Explanation.--An intention that a legacy to any person shall not become vested in interest in him is not to be inferred merely from a provision whereby the payment or possession of the thing bequeathed is postponed, or whereby a prior interest therein is bequeathed to some other person, or whereby the income arising from the fund bequeathed is directed to be accumulated until the time of payment arrives or from a provision that, if a particular event shall happen, the legacy shall go over to another person?
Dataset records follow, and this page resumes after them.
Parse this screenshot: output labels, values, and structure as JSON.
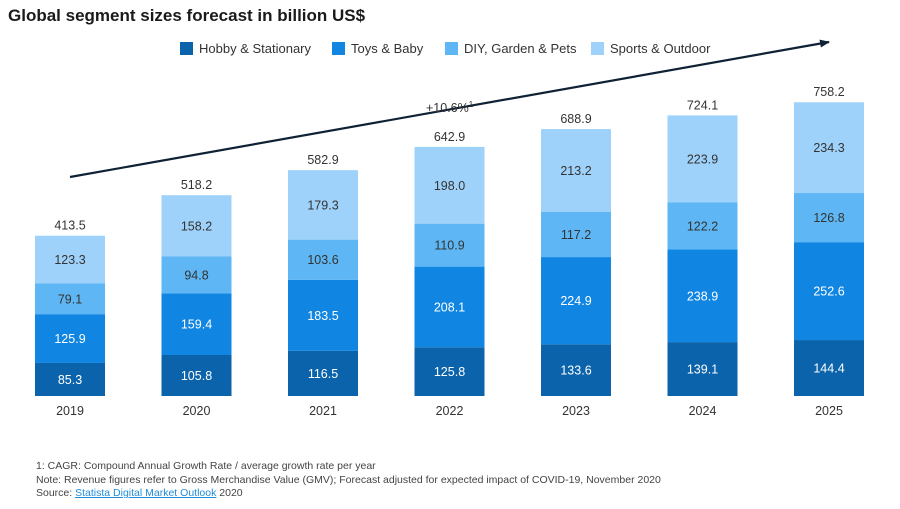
{
  "colors": {
    "Hobby & Stationary": "#0b63ab",
    "Toys & Baby": "#1085e2",
    "DIY, Garden & Pets": "#5eb7f4",
    "Sports & Outdoor": "#9fd2fa",
    "trend_arrow": "#0f2134"
  },
  "chart_data": {
    "type": "bar",
    "stacked": true,
    "title": "Global segment sizes forecast in billion US$",
    "categories": [
      "2019",
      "2020",
      "2021",
      "2022",
      "2023",
      "2024",
      "2025"
    ],
    "series": [
      {
        "name": "Hobby & Stationary",
        "values": [
          85.3,
          105.8,
          116.5,
          125.8,
          133.6,
          139.1,
          144.4
        ]
      },
      {
        "name": "Toys & Baby",
        "values": [
          125.9,
          159.4,
          183.5,
          208.1,
          224.9,
          238.9,
          252.6
        ]
      },
      {
        "name": "DIY, Garden & Pets",
        "values": [
          79.1,
          94.8,
          103.6,
          110.9,
          117.2,
          122.2,
          126.8
        ]
      },
      {
        "name": "Sports & Outdoor",
        "values": [
          123.3,
          158.2,
          179.3,
          198.0,
          213.2,
          223.9,
          234.3
        ]
      }
    ],
    "totals": [
      "413.5",
      "518.2",
      "582.9",
      "642.9",
      "688.9",
      "724.1",
      "758.2"
    ],
    "annotation": {
      "text": "+10.6%",
      "superscript": "1"
    },
    "legend_position": "top",
    "grid": false,
    "ylim": [
      0,
      780
    ]
  },
  "footnotes": {
    "line1": "1: CAGR: Compound Annual Growth Rate / average growth rate per year",
    "line2": "Note: Revenue figures refer to Gross Merchandise Value (GMV); Forecast adjusted for expected impact of COVID-19, November 2020",
    "source_prefix": "Source: ",
    "source_link": "Statista Digital Market Outlook",
    "source_suffix": " 2020"
  }
}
The Court had occasion to deal with such a provision and expressed the view that an interest is said to be vested when it is not subject to any condition precedent, when it is to take effect on the happening of an event which is certain whereas an estate is contingent when the right to own it depends upon the happening of an uncertain event which' may or may not happen. As there is an interregnum where a life estate is followed by an absolute- estate since the absolute estate must vest somewhere, the interpretation of the Clause in the will under consideration lends to the only conclusion that by reason of the dispositive Clause already excerpted by us, on the death of Royalu Reddiar, the suit property vested in Sambasiva. But the right to possession was postponed until after the death of Kamalammal. There was an interdict to Kamalammal not to alienate the property in any manner. But as she had possessory title to the property that limited right could be dealt with by her but without prejudice to the ultimate beneficiary namely Sambasiva. This would mean that the sale of the property under Exhibit A-2 dated 10th September, 1958 effected by Kamalammal became ineffective for all purposes on her death on 17th May, 1967. The subject could be approached in a slightly different angle also. What was granted to Kamalammal was the right to enjoy the usufruct. Under Article 617 of the Code Civil an usufruct is extinguished by the actual or civil death of the usufructuary. Having regard to this provision in the French Code, we are of the opinion that since the estate has already vested in Sambasiva on the death of the testator, the heirs of Sambasiva are entitled to possession of the property after the death of Kamalammal who by reason of the life estate created in her favour in the first instance, was entitled to possess it only till her lifetime.
6. We agree with the conclusion of Maharajan, J., that the bequest in favour of Kamalammal did not enable her to convey, an absolute interest to the first defendant and the right which the first defendant secured was only the bare right of enjoyment over the suit property so long as Kamalammal was alive. If it intended to convey any better right to the first defendant, it was void, as Kamalammal herself did not have such a conveyable interest. The plaintiff therefore would be entitled to a declaratory decree that he is the owner of the suit property and for a consequential direction that the defendants do deliver possession of the suit property to him.
7. The Letters Patent Appeal therefore, fails and is dismissed. No costs. The defendants are granted three months time to deliver possession of the property.